(Georgia Institute of Technology, 2022-07-29)
Chen, Chujie
Astrophysical neutrinos can escape from radiation-opaque regions and act as messengers, allowing us to explore some of the most extreme environments in the universe. The IceCube Neutrino Observatory is designed to observe the universe via neutrinos from deep within the Antarctic ice. More than 300 people from 56 institutions in 14 countries have formed the IceCube collaboration to work on different aspects of research using the detector. Much of the work in this thesis can be attributed to collaborators in IceCube. My original work focuses on data analysis after event selection.
DeepCore, a densely instrumented sub-detector of IceCube, extends IceCube’s energy reach down to about 10 GeV, enabling the search for astrophysical transient neutrino sources. I aim to utilize a newly developed event selection and dataset for both a triggered and an untriggered all-sky search for potential astrophysical neutrino origins.
For the first analysis presented in this thesis, gamma-ray bursts (GRBs) are proposed as neutrino emitters. Despite predictions for multi-GeV neutrino emission from collisions of drifting neutrons in sub-photospheric GRB emissions or particle acceleration in internal shocks, the energy range studied in this study had received little attention. I present the results of a search for tens of GeV neutrinos in coincidence with GRBs using IceCube-DeepCore. This analysis was conducted on eight years of IceCube-DeepCore data and in coincidence with 2,268 GRBs. I first look for correlations between neutrino events and GRBs using six overlapping time windows centered on the prompt phase of each GRB. These time windows range from $\pm 5$ s to $\pm 250$ s. Individual $p$-values are combined using a binomial test to look for a potential subgroup of GRBs that could be neutrino sources by identifying an excess of GRBs with $p$-values less than a certain threshold. There is no evidence of neutrino emission in either search. Fermi GBM bn140807500 is the most significant individual burst, with a $p$-value of 0.01 corrected for testing 2268 GRBs. The binomial test does not identify any additional GRBs and yields a $p$-value of 0.65 when all thresholds are considered. This work marks the first attempt using IceCube low-energy neutrinos to search for GRBs. The ongoing IceCube Upgrade is expected to improve angular resolution and energy reconstruction of events, improving the sensitivity of future studies.
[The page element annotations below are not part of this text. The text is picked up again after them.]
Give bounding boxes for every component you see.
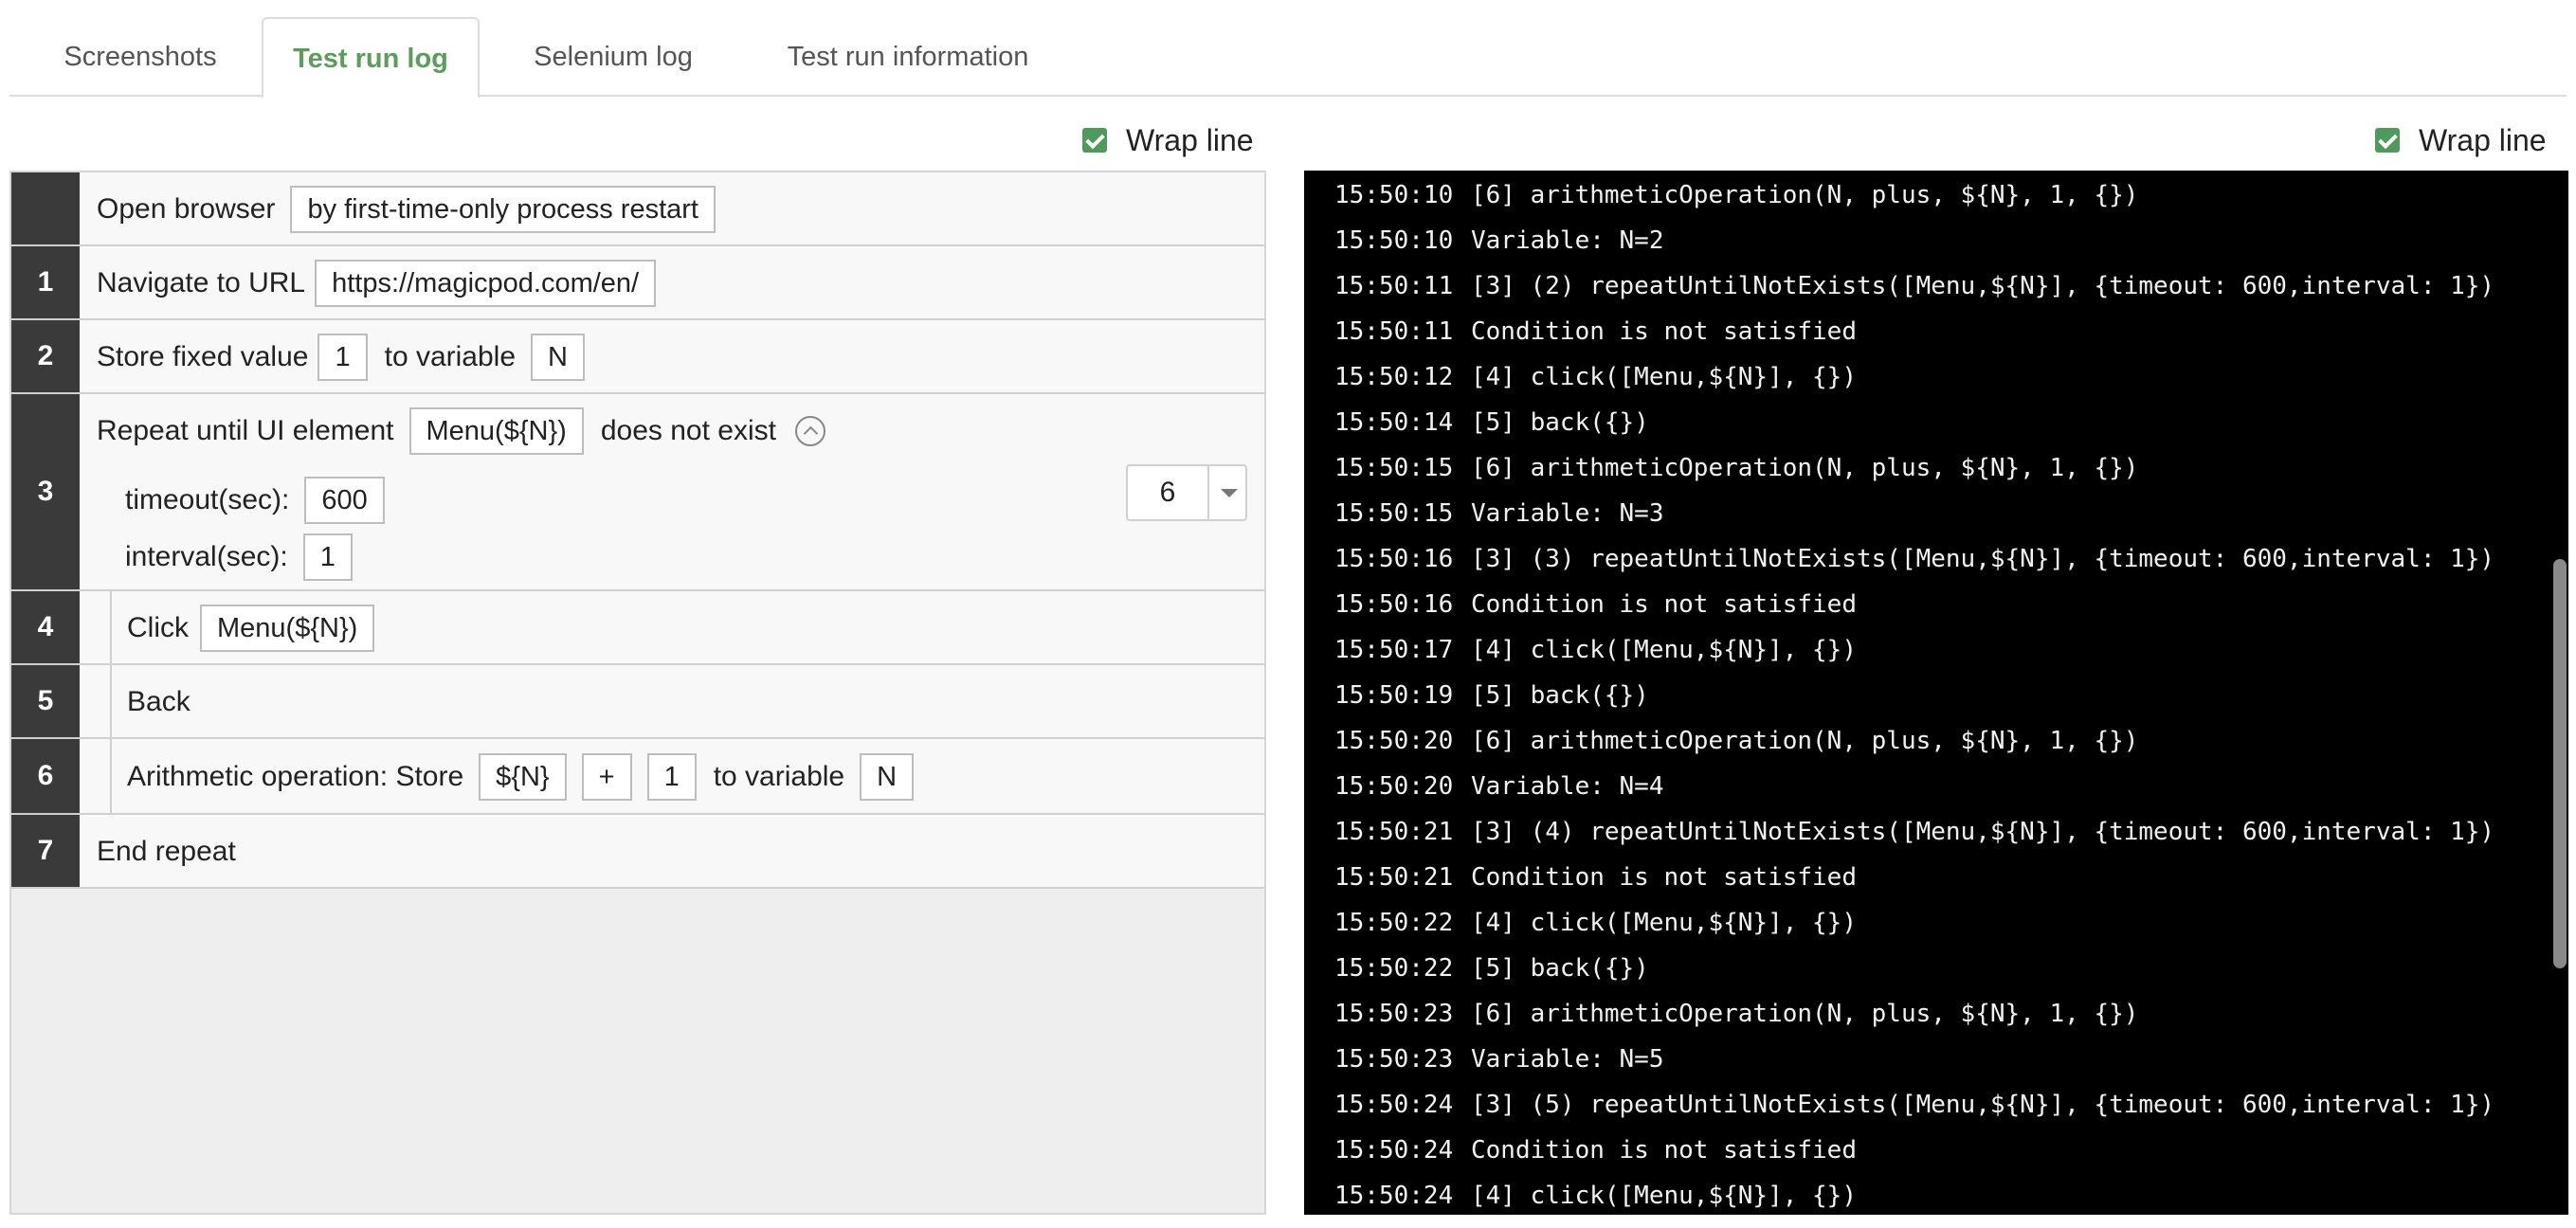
chevron-down-icon[interactable] — [1207, 466, 1245, 519]
step-number: 3 — [11, 394, 80, 589]
step-text: to variable — [713, 761, 845, 792]
step-row-open-browser[interactable]: Open browser by first-time-only process … — [11, 172, 1264, 246]
collapse-up-icon[interactable] — [794, 416, 825, 446]
log-line: 15:50:12 [4] click([Menu,${N}], {}) — [1334, 363, 1857, 391]
step-row-6[interactable]: 6 Arithmetic operation: Store ${N} + 1 t… — [11, 739, 1264, 815]
step-param-ui-element[interactable]: Menu(${N}) — [200, 605, 375, 652]
log-line: 15:50:19 [5] back({}) — [1334, 681, 1649, 710]
timeout-input[interactable]: 600 — [304, 477, 385, 524]
wrap-line-toggle-steps[interactable]: Wrap line — [1082, 117, 1254, 163]
step-param-url[interactable]: https://magicpod.com/en/ — [315, 260, 657, 307]
step-param-operand-1[interactable]: ${N} — [479, 753, 567, 801]
tab-screenshots[interactable]: Screenshots — [25, 17, 256, 97]
end-step-select[interactable]: 6 — [1126, 464, 1247, 521]
step-row-2[interactable]: 2 Store fixed value 1 to variable N — [11, 320, 1264, 394]
log-line: 15:50:24 [4] click([Menu,${N}], {}) — [1334, 1182, 1857, 1210]
log-line: 15:50:20 Variable: N=4 — [1334, 772, 1664, 801]
step-label: Store fixed value — [97, 341, 309, 372]
step-row-5[interactable]: 5 Back — [11, 665, 1264, 739]
step-param-value[interactable]: 1 — [317, 334, 368, 381]
step-param-variable[interactable]: N — [860, 753, 915, 801]
step-number — [11, 172, 80, 244]
step-number: 6 — [11, 739, 80, 813]
step-row-4[interactable]: 4 Click Menu(${N}) — [11, 591, 1264, 665]
log-line: 15:50:16 [3] (3) repeatUntilNotExists([Me… — [1334, 545, 2495, 573]
log-line: 15:50:24 Condition is not satisfied — [1334, 1136, 1857, 1165]
log-line: 15:50:22 [5] back({}) — [1334, 954, 1649, 983]
step-number: 5 — [11, 665, 80, 737]
log-line: 15:50:20 [6] arithmeticOperation(N, plus,… — [1334, 727, 2139, 755]
wrap-line-label: Wrap line — [1126, 122, 1254, 157]
log-line: 15:50:11 [3] (2) repeatUntilNotExists([Me… — [1334, 272, 2495, 300]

Astrophysical neutrino sources that cannot be observed using multi-wavelength photons, such as choked GRBs, are candidate targets for the second untriggered analysis shown in this thesis. I expand the previous DeepCore transient half-sky search to an all-sky time-dependent search using the same newly developed dataset used in the above analysis, focusing only on short-lived sources with a flare duration of $10^2$ - $10^5$ seconds. This thesis shows all-sky sensitivities to potential neutrino transients with energies ranging from 10 GeV to 300 GeV. I demonstrate that DeepCore can be used to conduct reliable all-sky searches for short-lived astrophysical sources. IceCube-DeepCore is expected to be used for all-sky searches on larger timescale sources with future extensions to the standard likelihood method explored in this thesis.